For those who may think being alive in prison for the rest of his life is not a good enough punishment, consider some other perspectives.
William Lumpkin, as a lawyer, knew his rights. He knew the system and ultimately took his chance on thinking he knew what people might think, or could be made to think.
His admission of guilt (to murder) can be taken two ways. One is that he's courageous for admitting the truth; the other is cowardly by seemingly thinking that somewhere in the future laws may change and he may have a chance at freedom.
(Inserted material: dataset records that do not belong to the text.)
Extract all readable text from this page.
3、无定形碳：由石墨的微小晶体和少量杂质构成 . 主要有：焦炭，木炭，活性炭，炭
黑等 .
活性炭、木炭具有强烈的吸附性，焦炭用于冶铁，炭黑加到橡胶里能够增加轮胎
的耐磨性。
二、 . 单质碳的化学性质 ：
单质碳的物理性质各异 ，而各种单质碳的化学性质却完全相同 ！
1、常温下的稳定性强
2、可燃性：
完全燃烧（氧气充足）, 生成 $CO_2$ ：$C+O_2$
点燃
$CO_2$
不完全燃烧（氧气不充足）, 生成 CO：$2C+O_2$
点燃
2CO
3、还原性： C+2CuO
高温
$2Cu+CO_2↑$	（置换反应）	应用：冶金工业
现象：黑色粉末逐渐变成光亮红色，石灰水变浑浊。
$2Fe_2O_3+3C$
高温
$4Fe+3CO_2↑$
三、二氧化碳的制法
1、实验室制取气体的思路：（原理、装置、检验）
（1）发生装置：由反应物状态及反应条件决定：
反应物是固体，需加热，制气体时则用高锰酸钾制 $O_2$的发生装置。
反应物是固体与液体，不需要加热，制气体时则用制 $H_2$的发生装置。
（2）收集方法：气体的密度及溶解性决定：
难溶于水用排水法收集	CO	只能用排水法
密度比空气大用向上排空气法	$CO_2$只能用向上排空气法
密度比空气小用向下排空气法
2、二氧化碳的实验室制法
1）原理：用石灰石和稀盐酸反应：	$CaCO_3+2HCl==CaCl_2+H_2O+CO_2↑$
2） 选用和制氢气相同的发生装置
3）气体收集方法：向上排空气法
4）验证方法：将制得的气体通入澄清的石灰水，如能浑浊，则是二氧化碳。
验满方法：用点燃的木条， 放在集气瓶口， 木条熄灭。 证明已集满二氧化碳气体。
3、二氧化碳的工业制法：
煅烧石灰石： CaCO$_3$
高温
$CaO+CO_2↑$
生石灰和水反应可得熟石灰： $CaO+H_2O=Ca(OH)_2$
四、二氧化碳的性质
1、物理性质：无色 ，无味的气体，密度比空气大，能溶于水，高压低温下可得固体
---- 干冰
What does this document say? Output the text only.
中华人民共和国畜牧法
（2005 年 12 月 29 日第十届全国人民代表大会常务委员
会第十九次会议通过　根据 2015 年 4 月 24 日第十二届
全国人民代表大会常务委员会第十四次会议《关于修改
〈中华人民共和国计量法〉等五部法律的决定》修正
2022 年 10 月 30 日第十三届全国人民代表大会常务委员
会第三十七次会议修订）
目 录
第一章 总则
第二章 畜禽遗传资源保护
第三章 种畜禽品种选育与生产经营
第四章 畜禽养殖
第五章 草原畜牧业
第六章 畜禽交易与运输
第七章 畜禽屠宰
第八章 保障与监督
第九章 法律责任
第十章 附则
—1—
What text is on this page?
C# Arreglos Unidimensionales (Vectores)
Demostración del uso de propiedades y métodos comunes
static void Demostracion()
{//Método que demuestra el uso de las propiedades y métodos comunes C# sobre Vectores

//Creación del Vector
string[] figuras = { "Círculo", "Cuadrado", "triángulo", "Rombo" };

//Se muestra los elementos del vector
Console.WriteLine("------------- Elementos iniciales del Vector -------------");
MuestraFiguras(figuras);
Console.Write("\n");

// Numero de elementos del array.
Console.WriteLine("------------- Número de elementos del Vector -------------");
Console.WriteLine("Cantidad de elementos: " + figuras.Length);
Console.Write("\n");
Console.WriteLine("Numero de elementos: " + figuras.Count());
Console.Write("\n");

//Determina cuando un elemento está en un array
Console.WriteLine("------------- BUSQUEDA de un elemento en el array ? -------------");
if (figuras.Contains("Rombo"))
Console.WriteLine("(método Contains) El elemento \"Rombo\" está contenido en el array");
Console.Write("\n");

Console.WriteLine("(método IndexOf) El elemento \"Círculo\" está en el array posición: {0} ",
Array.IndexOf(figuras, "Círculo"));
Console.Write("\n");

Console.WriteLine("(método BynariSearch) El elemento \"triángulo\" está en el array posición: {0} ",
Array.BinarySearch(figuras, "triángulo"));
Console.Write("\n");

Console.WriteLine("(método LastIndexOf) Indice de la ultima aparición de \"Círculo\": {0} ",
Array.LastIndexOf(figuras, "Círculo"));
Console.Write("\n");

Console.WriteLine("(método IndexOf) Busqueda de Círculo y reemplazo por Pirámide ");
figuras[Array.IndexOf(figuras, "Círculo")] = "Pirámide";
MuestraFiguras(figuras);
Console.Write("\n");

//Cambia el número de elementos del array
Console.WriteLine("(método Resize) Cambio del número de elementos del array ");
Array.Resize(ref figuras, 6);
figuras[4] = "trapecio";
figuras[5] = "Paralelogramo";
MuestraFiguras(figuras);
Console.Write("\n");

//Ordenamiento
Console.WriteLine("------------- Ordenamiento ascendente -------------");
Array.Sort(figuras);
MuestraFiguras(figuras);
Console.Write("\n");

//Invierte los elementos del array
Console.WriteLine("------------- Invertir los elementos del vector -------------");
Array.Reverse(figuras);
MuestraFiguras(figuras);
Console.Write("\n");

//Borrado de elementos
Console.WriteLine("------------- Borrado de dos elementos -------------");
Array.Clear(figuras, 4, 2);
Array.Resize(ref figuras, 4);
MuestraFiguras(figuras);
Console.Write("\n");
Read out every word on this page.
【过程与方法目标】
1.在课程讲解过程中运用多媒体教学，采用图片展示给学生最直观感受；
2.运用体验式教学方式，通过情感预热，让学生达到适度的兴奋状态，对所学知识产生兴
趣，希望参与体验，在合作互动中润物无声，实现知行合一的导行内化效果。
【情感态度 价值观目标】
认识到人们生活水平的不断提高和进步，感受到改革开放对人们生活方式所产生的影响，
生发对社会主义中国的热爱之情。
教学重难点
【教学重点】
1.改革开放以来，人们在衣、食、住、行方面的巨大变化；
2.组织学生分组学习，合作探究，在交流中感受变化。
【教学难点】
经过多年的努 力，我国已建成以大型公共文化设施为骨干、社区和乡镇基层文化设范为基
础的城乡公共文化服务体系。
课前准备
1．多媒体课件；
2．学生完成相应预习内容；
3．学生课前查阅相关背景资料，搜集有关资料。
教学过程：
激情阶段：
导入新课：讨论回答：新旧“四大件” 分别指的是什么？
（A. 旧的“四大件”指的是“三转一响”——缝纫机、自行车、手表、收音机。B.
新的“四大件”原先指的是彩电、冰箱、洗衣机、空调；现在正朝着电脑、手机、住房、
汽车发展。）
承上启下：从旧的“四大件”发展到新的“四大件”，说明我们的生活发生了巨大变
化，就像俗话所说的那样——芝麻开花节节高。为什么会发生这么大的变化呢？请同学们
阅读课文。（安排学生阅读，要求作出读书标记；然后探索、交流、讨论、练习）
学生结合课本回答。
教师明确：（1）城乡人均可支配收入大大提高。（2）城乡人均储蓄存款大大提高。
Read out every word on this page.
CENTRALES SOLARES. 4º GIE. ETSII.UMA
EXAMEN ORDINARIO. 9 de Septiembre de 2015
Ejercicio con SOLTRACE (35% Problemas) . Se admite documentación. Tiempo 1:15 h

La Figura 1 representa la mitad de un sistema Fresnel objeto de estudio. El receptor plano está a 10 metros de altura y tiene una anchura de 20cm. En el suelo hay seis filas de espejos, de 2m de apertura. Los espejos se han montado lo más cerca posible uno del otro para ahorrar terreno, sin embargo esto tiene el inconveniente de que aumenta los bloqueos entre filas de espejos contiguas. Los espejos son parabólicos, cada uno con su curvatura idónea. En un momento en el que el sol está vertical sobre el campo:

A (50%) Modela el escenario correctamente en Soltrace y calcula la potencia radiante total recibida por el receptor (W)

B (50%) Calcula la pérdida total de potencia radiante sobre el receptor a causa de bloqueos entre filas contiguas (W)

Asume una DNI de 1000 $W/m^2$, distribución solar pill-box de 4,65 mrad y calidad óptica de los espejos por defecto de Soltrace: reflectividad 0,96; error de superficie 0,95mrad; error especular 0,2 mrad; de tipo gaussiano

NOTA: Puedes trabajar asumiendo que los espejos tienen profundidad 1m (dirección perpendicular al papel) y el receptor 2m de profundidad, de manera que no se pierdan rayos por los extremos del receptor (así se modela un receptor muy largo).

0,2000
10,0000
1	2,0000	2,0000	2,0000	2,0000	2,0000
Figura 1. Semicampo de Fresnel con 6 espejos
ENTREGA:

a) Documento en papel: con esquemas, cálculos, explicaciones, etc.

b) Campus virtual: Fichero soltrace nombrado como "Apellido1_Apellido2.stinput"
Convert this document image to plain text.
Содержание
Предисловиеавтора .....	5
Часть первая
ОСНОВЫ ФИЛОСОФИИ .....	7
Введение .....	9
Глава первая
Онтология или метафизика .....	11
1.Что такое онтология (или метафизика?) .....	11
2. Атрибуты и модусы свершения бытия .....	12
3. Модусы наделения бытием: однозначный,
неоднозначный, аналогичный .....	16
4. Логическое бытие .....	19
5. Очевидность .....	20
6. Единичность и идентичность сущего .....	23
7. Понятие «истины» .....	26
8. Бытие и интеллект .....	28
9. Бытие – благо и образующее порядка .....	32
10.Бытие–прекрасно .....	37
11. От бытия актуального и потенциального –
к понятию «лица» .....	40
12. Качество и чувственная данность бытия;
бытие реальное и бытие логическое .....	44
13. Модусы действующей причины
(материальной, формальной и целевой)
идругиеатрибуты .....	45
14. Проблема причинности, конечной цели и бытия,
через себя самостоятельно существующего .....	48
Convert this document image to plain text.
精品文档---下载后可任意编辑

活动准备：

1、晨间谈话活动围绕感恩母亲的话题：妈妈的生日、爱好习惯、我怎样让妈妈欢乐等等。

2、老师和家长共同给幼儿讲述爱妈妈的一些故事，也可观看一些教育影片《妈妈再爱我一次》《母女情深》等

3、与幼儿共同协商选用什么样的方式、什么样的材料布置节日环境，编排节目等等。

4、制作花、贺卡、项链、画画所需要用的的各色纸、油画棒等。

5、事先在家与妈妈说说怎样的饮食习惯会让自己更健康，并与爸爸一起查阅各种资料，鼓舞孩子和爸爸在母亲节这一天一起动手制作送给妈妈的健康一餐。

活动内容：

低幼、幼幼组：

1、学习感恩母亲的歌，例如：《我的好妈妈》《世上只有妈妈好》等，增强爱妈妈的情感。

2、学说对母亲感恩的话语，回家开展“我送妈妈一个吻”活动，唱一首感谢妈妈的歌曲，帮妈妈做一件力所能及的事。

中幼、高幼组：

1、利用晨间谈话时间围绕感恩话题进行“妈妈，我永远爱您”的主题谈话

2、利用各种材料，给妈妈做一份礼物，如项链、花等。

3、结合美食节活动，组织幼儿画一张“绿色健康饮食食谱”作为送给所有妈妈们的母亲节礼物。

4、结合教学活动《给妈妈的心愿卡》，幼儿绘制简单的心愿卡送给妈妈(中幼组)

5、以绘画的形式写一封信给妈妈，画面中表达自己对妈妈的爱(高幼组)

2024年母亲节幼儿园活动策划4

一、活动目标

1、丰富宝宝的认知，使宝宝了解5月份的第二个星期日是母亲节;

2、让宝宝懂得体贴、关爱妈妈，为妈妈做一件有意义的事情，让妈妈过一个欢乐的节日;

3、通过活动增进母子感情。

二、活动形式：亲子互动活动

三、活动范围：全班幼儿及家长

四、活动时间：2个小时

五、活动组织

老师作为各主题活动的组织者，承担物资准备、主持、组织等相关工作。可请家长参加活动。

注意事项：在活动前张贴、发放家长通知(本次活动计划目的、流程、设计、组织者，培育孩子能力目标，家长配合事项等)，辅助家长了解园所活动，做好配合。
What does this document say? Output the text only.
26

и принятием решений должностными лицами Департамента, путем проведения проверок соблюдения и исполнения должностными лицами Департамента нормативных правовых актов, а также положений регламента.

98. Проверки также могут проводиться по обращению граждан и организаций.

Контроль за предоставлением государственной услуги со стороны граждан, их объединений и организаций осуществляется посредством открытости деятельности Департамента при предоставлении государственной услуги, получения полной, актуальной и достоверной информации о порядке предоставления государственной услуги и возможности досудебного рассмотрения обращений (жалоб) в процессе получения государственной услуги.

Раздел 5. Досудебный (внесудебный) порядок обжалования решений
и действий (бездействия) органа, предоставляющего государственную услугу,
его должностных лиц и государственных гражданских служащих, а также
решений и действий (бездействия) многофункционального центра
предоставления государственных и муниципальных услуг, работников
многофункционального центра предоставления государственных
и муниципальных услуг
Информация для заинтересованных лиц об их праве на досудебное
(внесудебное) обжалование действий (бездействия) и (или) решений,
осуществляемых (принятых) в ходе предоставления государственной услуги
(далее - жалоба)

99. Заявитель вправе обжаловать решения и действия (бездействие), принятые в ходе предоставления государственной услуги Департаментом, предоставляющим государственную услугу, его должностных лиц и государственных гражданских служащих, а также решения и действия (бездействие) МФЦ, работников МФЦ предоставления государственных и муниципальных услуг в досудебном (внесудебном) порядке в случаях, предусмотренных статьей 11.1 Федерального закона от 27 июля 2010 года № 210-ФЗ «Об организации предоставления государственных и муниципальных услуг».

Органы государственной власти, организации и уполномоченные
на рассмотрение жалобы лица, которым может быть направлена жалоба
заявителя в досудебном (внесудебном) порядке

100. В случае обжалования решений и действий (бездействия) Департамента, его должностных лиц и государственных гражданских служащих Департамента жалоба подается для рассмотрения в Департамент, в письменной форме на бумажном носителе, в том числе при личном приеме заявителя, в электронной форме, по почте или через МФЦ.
There is another way to look at this and it involves self-centered selfishness on Mr. Lumpkin's part for the victims on both sides. As a husband, father and grandfather I know if I was gone there would be a void for my family as much as for Stan White's family. ... The lawyers fees have surely put a serious dent in their lifestyle. ...
No, Mr. Lumpkin did what he did for one reason only -- to keep breathing. ... He punishes his family by association. They may be free to leave their house, but they are in a prison of their own.
Above all, Mr. Lumpkin gets the last laugh at all people by getting TV, book access, three meals a day and above all, a much better medical plan than he could have done himself.
Despite all his rhetoric, Mr. Lumpkin has proved to me the only one he cares about is himself -- he's self-centered and selfish. I hope he enjoys being with others of the same ilk for as long as the inmates allow it.